I later learned that galantamine, which is found in snowdrops, is also a chemical that supports brain function. A coincidence, of course, but migraine life is full of the uncanny.
Although what happens to my character Lux is totally different to my own story, I wouldn’t have been able to create her without mining my own life. With pain comes empathy and I need the latter to write. I stitched what I found in myself together with the sparkling shadows, the smell of hospitals, the stretching of language, and made something that’s fictional but feels true to me.

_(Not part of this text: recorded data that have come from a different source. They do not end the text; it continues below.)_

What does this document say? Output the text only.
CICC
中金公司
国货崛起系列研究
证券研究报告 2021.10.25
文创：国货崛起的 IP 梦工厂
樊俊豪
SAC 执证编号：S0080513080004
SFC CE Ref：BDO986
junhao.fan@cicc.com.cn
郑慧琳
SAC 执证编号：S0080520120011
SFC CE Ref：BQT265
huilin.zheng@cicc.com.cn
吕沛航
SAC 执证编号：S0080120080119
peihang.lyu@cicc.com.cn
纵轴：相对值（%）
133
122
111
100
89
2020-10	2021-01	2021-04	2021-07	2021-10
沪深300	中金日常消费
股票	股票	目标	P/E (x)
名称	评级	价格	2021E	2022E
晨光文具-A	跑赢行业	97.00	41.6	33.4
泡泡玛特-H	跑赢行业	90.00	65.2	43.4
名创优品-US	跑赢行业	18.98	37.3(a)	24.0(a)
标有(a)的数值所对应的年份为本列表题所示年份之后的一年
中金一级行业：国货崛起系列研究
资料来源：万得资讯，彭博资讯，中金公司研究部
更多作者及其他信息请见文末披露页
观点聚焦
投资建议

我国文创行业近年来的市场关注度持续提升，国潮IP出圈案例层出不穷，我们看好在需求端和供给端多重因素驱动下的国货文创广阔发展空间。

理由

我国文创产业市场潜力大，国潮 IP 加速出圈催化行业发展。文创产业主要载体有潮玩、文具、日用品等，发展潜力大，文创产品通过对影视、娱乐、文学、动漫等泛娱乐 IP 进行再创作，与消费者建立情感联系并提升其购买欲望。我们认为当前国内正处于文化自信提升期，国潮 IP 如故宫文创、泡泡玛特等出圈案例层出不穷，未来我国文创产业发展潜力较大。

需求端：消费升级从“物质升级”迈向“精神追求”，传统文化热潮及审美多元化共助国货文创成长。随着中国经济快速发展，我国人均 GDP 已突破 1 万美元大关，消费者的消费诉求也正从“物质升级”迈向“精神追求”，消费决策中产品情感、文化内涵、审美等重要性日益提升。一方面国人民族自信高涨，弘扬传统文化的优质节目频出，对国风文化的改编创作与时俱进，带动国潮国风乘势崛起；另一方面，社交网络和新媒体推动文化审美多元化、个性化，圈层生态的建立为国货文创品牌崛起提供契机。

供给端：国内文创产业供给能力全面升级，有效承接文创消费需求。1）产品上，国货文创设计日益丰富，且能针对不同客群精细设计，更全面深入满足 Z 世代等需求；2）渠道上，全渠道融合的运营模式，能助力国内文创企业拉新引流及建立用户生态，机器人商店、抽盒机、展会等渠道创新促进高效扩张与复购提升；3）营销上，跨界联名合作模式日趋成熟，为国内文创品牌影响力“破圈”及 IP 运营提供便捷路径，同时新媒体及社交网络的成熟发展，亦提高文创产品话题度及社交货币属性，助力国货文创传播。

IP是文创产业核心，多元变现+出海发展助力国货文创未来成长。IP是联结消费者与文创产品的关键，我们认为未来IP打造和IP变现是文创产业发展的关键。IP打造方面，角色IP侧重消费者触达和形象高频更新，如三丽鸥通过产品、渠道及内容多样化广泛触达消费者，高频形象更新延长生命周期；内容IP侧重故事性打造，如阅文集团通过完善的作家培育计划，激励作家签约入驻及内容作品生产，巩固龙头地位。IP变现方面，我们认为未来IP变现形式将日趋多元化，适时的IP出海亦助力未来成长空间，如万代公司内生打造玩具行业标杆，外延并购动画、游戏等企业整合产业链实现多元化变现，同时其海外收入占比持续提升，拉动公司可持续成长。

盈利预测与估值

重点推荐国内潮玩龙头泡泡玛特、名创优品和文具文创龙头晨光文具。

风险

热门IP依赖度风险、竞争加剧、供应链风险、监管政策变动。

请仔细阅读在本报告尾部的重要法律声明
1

But despite how much inspiration I owe to migraine, the trope that art and pain go hand in hand is one of my least favourite binaries. While studies show the wellbeing benefits of creativity, illness isn’t a choice and shouldn’t be romanticised. It’s also worth noting that The Migraine Trust says there isn’t any evidence that people with migraine are any more creative than anyone else.
For me personally, it’s difficult to divorce my creativity from my migraine. Making things helps me switch the lights back on when I’m in a dark place, while migraine has given me access to parts of myself that I didn’t have before. My aesthetic or voice, or ‘the way I do art’, is threaded with it – from the slightly askew use of language and the sense that things are not quite to be trusted, to the direct translation of experience into words and images.
As a writer, my identity hinges on having a strong command of language and a broad vocabulary. The jumbled speech and occluded words that come with my illness frustrate me. I’m used to getting blank looks when I say, for example, “sideways holes” instead of “tunnels”, but writing has become a means of rebelling against the way migraine sometimes restricts my use of language. (I learned a new one – Spanish – for the same reason.) It’s also an outlet for my new, lateral appreciation of it.
Committing words to paper or screen is the best form I know for making the nebulous more concrete, for processing. It’s a means of communicating just how strange and awful things can be. As Joan Didion wrote in her essay ‘In Bed’: “That no one dies of migraine seems, to someone deep into an attack, an ambiguous blessing.”